1. Ramazan boyunca; altın öğün diye nitelendirdiğimiz kahvaltının yerini alacak olan sahur öğününü sakın atlamayın.
2. İftarda ve yatana kadar ki sonraki öğünlerde fazla besin tüketimi sonrası, sadece su içimi için kalkılan sahur ve ardından tekrar uyumanın fizyolojik ve psikolojik bakımdan zararlı olacağı unutulmamalıdır.
3. Sahura kalkmak kadar, sahurda tüketime uygun besin seçimi de çok önemlidir. Az tuzlu peynir, haşlanmış yumurta, bol söğüş sebze, taze meyve veya taze meyve ile yapılan komposto, et/tavuk ile yapılmış börek ya da az yağlı bir sebze yemeği, tam tahıllı ekmek, makarna gibi besinlerin çeşitli kombinasyonları sahur için ideal besin düzenini oluşturacaktır.
4. Ramazanın olmazsa olmazı ramazan pidesi iftar için uygun bir seçenek, sahurda tam tahıllı/kepekli/çavdar’a dönün.
5. Uzun süren açlık sonrası uygun menü seçenekleriyle iftar yapmak en az sahur öğününü atlamamak kadar önemli. Bir ramazan klasiği olan ramazan pidesinin bir avuç içi kadarı bir ince dilim tam tahıllı ekmeğe yakın enerji içerir. İftarda tercih edilebilir ama sahur için posa yönünden zengin tam buğday ekmeği daha uygun bir seçenektir.
6. Vücudun artan sıvı gereksinmesi bir anda giderilmeye çalışılmamalı, gün boyunca düşen kan şekeri düzeyi birden hızlı bir şekilde yükseltilmemelidir. Bundan dolayı; su içimini düzenli periyotlarla iftar ve iftar sahur arası uyanık kalınan saatlere göre paylaştırmalı, boş mide hacmini su ile birden doldurarak, besin tüketimi yetersiz hale getirilmemeli.
7. Çok yağlı, çok tuzlu besinlerin yerini daha hafif seçenekler almalı. Kavurma, kızartma gibi oldukça zararlı pişirme yöntemleri yerini haşlama, ızgara, buğulama gibi daha fit pişirme yöntemlerine bırakmalı.
8. İftar başlangıcında az yağlı bir çorba tercih etmek, vücudu ana yemeklere hazırlamak adına güzel bir başlangıç olabilir.
9. İftar ve sahur ramazan boyunca iki olmazsa olmaz öğünümüz olacağından, ikisini de renkli salatalarla süslemek, günlük vitamin, mineral ve posa alımını arttırmaya birebir.
10. Her besin grubundan yiyeceğin ana öğünlerde yer aldığı, renkli menülerin hazırlandığı, porsiyon kontrolünün sağlandığı, fazla enerji alımının hafif fiziksel aktiviteyle dengelendiği, en az 4 öğünün tüketildiği, suyun yeterli ve dengeli şekilde içildiği bir düzen sağlığınızı korumanıza yardımcı olacaktır.
Unutulmamalıdır ki orucun farz olduğu bireylerin sağlık açısından tam bir iyilik halinde olması gereklidir.

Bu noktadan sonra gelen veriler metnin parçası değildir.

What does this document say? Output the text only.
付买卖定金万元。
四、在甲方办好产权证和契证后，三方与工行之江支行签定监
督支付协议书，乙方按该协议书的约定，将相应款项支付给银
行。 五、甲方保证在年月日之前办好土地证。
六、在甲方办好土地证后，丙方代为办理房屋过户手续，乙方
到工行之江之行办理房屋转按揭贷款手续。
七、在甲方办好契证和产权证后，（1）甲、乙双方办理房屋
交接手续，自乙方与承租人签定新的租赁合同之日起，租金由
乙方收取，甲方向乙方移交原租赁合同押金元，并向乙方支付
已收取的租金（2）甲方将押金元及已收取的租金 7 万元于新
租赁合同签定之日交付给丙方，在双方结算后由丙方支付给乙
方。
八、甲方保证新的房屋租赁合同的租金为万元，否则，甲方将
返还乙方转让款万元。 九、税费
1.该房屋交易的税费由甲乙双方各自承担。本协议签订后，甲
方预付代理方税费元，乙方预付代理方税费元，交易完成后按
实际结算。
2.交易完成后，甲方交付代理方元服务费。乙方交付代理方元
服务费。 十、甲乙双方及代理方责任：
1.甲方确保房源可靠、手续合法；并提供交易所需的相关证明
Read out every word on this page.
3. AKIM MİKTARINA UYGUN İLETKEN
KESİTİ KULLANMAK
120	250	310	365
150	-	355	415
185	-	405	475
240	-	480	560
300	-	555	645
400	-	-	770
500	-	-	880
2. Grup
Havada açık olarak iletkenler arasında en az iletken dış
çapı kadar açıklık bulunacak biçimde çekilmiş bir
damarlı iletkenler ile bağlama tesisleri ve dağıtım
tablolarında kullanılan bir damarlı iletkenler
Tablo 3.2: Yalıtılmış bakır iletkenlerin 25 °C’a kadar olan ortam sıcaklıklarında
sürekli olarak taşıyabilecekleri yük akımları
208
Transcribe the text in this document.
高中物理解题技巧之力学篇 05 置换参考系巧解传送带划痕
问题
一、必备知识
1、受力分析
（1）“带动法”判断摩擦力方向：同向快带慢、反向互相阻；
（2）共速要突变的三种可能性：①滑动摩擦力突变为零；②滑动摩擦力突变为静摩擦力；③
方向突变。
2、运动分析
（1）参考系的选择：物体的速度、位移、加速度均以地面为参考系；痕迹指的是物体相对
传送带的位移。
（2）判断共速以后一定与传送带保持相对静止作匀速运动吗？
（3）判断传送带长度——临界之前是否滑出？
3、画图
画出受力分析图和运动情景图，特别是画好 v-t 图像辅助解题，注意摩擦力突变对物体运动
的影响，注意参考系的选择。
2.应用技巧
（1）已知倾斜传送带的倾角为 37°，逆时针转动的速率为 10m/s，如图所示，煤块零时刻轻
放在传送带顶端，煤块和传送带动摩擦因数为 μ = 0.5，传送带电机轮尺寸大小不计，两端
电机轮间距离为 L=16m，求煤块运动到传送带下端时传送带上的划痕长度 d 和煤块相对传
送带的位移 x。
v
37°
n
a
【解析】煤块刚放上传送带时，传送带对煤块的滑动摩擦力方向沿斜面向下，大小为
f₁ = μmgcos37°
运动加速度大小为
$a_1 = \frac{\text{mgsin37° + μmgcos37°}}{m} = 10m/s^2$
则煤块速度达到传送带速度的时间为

Kalp-damar hastalıkları, hipertansiyon, diyabet gibi ilaç kullanımı gerektiren sağlık problemi olan ya da kanser tedavisi gören bireyler veya gebe-emzikli, çocuk ve yaşlılar gibi özel gruplar riskli gruptadır. Riskli gruptaki bireylerin oruç tutabilmek adına gerekli kontrollerden geçerek, hekimlerinden izin almaları gerekmektedir.